Avery laughed under his breath. “You used to tell me everything I did was chaotic and unpredictable.”
“It still is,” D smiled, “Just… productive now.”
Avery felt proud.
“And you?”
“I’m just doing research. It’s quiet. I help people learn how to navigate uncertainty, more or less.”
“Sounds fitting for you, too.”
D glanced down the path to head to the crossroads. Not the Crossroads. They were normal, don't worry. Avery could tell that he was minutes away from needing to go, and they both were. They had full lives to return to, as unfortunate as it was. They had futures that didn’t include each other, but weren’t lacking because of it.
Still, before D turned, Avery felt the urge to get something out of him – something without weight and without harsh expectations, something that acknowledged all of it without re-opening anything.
“I’m glad you made it out,” Avery said.
D paused in his tracks and didn’t look Avery in the eye.
“So am I,” he said. He finally looked directly at Avery, grateful. “And I’m glad you lived. And not just survived, you really lived. You made the best out of it.”

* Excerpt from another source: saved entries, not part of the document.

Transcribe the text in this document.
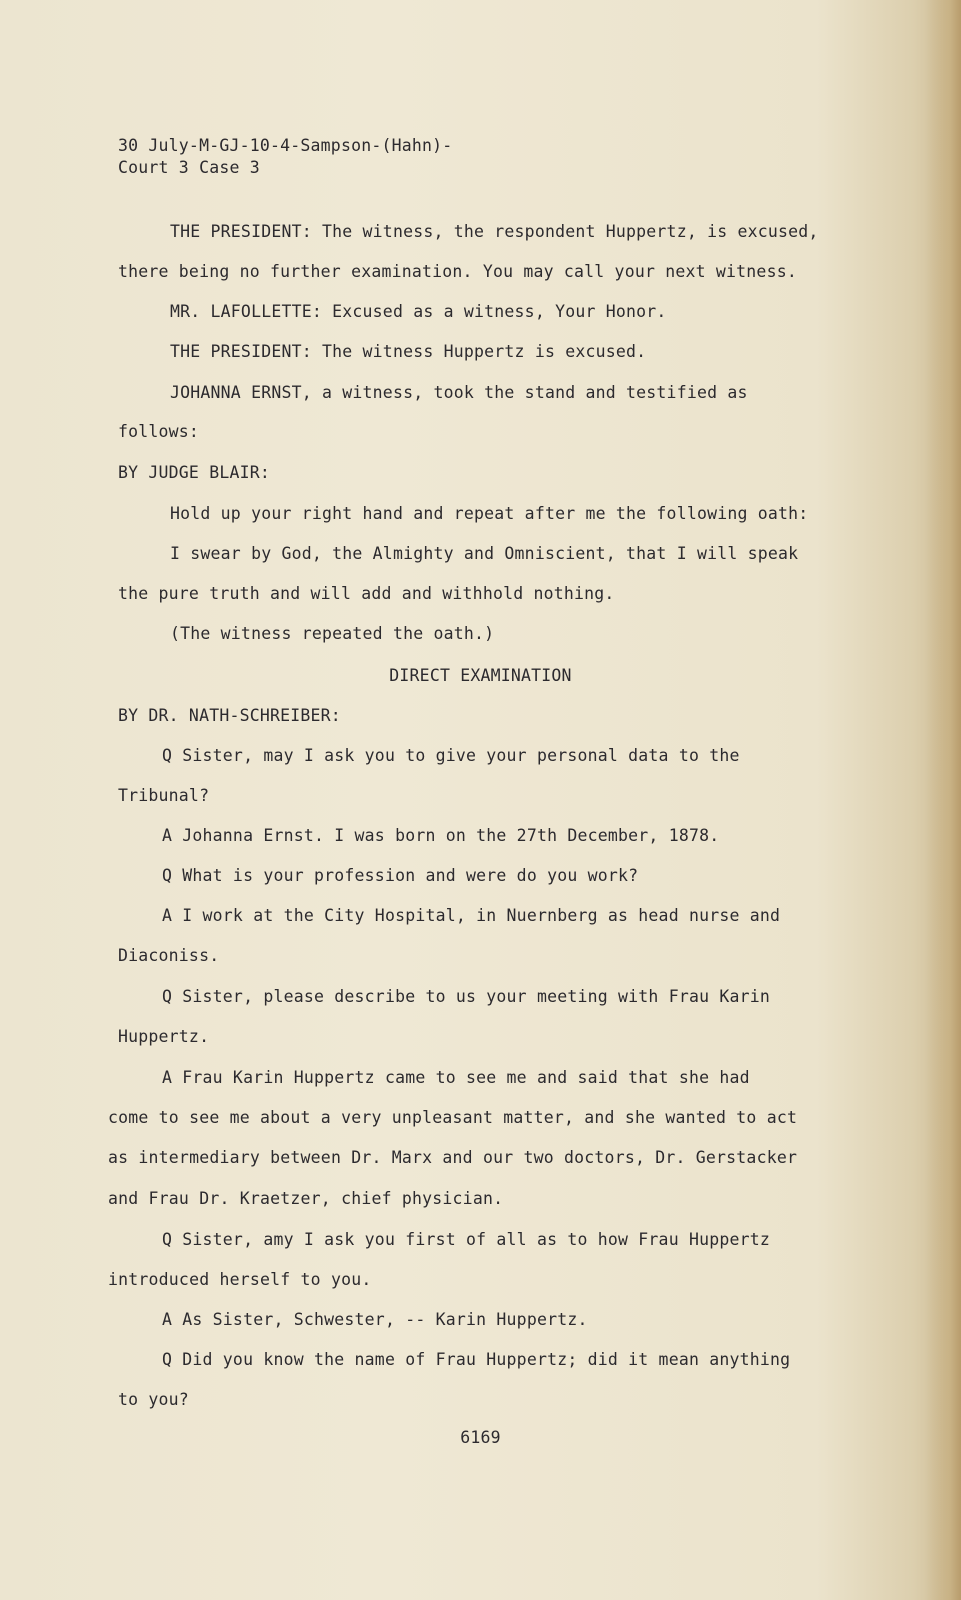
30 July-M-GJ-10-4-Sampson-(Hahn)-
Court 3 Case 3
THE PRESIDENT: The witness, the respondent Huppertz, is excused,
there being no further examination. You may call your next witness.
MR. LAFOLLETTE: Excused as a witness, Your Honor.
THE PRESIDENT: The witness Huppertz is excused.
JOHANNA ERNST, a witness, took the stand and testified as
follows:
BY JUDGE BLAIR:
Hold up your right hand and repeat after me the following oath:
I swear by God, the Almighty and Omniscient, that I will speak
the pure truth and will add and withhold nothing.
(The witness repeated the oath.)
DIRECT EXAMINATION
BY DR. NATH-SCHREIBER:
Q Sister, may I ask you to give your personal data to the
Tribunal?
A Johanna Ernst. I was born on the 27th December, 1878.
Q What is your profession and were do you work?
A I work at the City Hospital, in Nuernberg as head nurse and
Diaconiss.
Q Sister, please describe to us your meeting with Frau Karin
Huppertz.
A Frau Karin Huppertz came to see me and said that she had
come to see me about a very unpleasant matter, and she wanted to act
as intermediary between Dr. Marx and our two doctors, Dr. Gerstacker
and Frau Dr. Kraetzer, chief physician.
Q Sister, amy I ask you first of all as to how Frau Huppertz
introduced herself to you.
A As Sister, Schwester, -- Karin Huppertz.
Q Did you know the name of Frau Huppertz; did it mean anything
to you?
6169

Avery’s throat tightened, and his chest hurt. He flexed his hand and quickly relaxed it afterwards. They just shared one look – two people who had saved each other in a world that doesn’t exist anymore, two people who had loved each other in a way that only survives in memory and never really made it far – they were two people who understood that the right person comes at the wrong time and remains securely kept in the heart anyway.
D nodded once.
Avery nodded back.
Avery never said that he loved D, too, but D knew that he did. He was mature enough not to pry, not to beg, and not to ask questions. But he knew. That’s all that mattered.
And they walked in opposite directions, each carrying the quiet certainty that they had changed each other’s lives forever, even if they never crossed the same road again.